- Born: Franz Saurer October 6, 1806 Veringendorf, Grand Duchy of Baden, German Empire
- Died: November 28, 1882 (aged 76) Arbon, Thurgau, Switzerland
- Occupation: Industrialist
- Known for: Founding and leading Saurer
- Spouses: ; Maria Catharina Kunz ​ ​(m. 1835; died 1861)​ ; Maria Paulina Theresia Frei Stoffel ​ ​(m. 1862, died)​
- Children: 6

= Franz Saurer =

Franz Saurer (October 3, 1806 – November 28, 1882) was a German-born Swiss industrialist who founded the company which ultimately became the Adolph Saurer concern. He was also responsible for the positive economic development of the Arbon region. Through his estate his descendants endowed funds to build the city park of Arbon. He was the patriarch of the Saurer family.

== Early life and education ==
Saurer was born likely around October 3, 1806 in Veringendorf, Grand Duchy of Baden to farming parents Johann Nepomuk and Agatha (née Blum). His family was very poor which led him and a younger brother to move to Switzerland around 1821 aged 15. He initially went to Laufen am Rheinfall where he had a half-sister and was able to complete an apprenticeship as locksmith.

== Career ==

In 1827 he moved to Wülflingen near Winterthur where he was an employee at the mill construction firm Wimmersberger. In 1832, he found further employment at the machinery shop of Michael Weniger in Tablat near St. Gallen. In 1833, Saurer spent one year in Vienna, Austria.

== Personal life ==
On March 9, 1834, Saurer married Maria Catharina (née Kunz; 1813–1861) with whom he had six sons;

- Johann Anton known as Anton (April 28, 1835 - March 12, 1872)
- Franz Carl known as Carl (December 27, 1839 - January 4, 1850)
- Adolph (February 14, 1841 - February 23, 1920), later majority owner and namesake of Adolph Saurer Ltd.
- Julius Emil known as Emil (July 7, 1843 - October 19, 1896)
- Hippolyt Conrad (September 9, 1847 - September 21, 1877)
- Heinrich (December 26, 1848 - March 30, 1888)

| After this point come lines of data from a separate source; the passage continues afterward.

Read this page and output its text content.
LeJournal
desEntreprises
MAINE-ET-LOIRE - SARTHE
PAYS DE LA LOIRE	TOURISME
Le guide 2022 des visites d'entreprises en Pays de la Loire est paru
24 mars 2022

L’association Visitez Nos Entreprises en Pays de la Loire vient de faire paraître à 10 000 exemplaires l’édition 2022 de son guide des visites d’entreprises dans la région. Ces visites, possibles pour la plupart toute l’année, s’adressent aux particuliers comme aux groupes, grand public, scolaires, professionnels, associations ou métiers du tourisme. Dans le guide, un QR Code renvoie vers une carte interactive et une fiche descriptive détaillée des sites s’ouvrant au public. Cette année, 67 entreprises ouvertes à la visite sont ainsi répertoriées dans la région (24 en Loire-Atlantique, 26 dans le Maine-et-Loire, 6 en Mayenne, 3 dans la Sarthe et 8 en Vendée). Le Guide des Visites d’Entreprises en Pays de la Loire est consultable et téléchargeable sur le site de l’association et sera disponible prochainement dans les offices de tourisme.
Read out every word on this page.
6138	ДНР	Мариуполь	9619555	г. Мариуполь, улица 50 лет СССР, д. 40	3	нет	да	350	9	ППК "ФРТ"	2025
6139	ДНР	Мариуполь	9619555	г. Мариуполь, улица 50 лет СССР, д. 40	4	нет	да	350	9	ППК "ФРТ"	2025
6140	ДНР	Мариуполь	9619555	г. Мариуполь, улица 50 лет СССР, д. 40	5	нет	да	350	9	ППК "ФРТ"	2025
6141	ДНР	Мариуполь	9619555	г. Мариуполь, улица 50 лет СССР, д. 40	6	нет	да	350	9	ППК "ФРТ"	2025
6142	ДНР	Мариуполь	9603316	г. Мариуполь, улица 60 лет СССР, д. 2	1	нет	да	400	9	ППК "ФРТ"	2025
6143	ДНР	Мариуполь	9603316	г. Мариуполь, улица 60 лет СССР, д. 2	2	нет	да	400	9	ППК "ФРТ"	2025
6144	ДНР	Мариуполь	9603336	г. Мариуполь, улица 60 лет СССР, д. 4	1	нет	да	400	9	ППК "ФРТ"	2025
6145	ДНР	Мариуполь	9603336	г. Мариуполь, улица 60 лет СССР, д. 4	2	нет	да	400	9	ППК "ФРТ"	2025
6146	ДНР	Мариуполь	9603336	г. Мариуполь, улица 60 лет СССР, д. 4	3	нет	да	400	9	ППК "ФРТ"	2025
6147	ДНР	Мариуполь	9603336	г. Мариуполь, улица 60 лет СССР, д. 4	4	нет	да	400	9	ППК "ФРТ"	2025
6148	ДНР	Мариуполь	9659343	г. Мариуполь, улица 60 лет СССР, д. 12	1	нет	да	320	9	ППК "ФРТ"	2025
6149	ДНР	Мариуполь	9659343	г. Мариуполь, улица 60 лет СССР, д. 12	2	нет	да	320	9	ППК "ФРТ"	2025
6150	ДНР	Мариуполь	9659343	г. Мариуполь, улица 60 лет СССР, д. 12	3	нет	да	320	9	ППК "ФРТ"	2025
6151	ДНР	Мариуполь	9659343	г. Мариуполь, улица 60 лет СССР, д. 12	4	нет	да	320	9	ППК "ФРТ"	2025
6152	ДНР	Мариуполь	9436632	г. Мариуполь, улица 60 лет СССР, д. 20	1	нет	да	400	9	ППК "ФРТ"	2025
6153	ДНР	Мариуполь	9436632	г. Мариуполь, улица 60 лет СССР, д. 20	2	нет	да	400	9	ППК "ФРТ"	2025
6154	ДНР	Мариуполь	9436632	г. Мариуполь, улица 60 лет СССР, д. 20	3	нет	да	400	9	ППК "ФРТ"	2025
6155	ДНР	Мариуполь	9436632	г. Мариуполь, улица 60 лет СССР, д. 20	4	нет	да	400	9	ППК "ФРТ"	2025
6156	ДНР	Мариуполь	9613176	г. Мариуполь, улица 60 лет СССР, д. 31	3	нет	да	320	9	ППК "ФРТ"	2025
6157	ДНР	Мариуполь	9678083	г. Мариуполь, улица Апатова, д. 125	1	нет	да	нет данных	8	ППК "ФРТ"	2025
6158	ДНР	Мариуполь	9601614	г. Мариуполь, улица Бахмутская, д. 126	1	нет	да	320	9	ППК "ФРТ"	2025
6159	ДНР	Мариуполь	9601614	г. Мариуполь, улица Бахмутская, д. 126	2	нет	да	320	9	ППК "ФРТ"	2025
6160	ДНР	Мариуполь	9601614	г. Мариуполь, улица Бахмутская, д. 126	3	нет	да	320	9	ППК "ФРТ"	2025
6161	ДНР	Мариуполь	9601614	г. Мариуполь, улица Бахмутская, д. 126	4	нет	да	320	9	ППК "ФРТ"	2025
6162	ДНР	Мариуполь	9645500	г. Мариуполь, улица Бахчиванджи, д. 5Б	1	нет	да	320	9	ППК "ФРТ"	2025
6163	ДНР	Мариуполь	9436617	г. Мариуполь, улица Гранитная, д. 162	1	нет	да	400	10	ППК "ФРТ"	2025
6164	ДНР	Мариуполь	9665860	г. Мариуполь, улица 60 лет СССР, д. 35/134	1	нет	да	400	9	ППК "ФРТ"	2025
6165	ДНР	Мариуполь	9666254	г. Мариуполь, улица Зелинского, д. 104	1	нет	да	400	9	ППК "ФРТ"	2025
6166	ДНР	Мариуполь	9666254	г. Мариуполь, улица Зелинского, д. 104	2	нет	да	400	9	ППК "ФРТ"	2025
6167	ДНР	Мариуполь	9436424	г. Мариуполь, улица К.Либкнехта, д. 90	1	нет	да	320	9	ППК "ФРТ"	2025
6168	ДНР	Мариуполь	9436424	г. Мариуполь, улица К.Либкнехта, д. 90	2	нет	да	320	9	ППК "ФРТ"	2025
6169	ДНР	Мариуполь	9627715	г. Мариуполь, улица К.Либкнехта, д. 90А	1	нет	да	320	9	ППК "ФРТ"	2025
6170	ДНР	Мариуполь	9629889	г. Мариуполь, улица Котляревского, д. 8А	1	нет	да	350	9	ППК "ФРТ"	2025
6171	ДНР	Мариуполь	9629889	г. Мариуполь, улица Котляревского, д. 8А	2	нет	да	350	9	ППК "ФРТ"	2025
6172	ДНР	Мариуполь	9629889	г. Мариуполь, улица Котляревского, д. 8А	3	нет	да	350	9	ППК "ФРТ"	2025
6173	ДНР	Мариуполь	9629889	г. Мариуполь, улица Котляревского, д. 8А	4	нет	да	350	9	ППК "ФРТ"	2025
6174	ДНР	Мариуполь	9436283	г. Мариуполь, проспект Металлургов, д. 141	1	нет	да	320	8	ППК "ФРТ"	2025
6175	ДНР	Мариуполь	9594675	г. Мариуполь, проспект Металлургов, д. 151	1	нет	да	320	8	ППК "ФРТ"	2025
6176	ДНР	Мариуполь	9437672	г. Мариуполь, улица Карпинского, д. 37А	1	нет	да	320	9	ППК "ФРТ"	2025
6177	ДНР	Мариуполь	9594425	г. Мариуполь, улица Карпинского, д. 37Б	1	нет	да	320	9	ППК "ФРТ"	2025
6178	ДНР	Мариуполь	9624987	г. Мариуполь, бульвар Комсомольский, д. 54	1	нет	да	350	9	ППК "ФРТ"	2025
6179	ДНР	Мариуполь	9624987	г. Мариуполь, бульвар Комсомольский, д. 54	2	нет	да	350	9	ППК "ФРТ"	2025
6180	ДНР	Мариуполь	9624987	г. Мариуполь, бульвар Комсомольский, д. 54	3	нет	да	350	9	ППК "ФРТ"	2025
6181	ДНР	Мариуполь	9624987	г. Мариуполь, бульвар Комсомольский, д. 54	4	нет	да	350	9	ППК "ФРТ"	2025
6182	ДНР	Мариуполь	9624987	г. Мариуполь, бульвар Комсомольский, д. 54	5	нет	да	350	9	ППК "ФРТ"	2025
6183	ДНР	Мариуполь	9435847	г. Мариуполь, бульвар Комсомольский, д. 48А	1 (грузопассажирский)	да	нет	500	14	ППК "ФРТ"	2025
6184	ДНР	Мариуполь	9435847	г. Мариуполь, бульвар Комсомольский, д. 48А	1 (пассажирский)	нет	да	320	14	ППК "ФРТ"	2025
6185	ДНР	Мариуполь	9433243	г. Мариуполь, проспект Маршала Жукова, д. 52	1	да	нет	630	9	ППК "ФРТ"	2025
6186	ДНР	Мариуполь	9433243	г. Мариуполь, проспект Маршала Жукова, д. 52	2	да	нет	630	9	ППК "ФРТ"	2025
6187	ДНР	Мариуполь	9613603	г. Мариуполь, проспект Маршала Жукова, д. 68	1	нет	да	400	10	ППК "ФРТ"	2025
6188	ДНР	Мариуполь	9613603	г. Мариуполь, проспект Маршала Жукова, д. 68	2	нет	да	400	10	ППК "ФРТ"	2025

Most of the sons of his first marriage died very young. After his wife died in 1861, Saurer decided to marry again, already in 1862. On August 11, 1862, he married Maria Paulina Theresia Stoffel (née Frei; 1821–1888), who was previously married to Franz Xaver Stoffel and was sole heir to his estate. Stoffel operated a machinery plant and also had substantial land holdings in Arbon which were integrated into the Saurer company.

Saurer died on November 28, 1882, in Arbon aged 76.

== Legacy ==
After his death, the descendants of Franz Saurer, endowed funds from his estate in order to construct the city park of Arbon. Today there are still landmarks/statutes of the founders of Saurer to be viewed.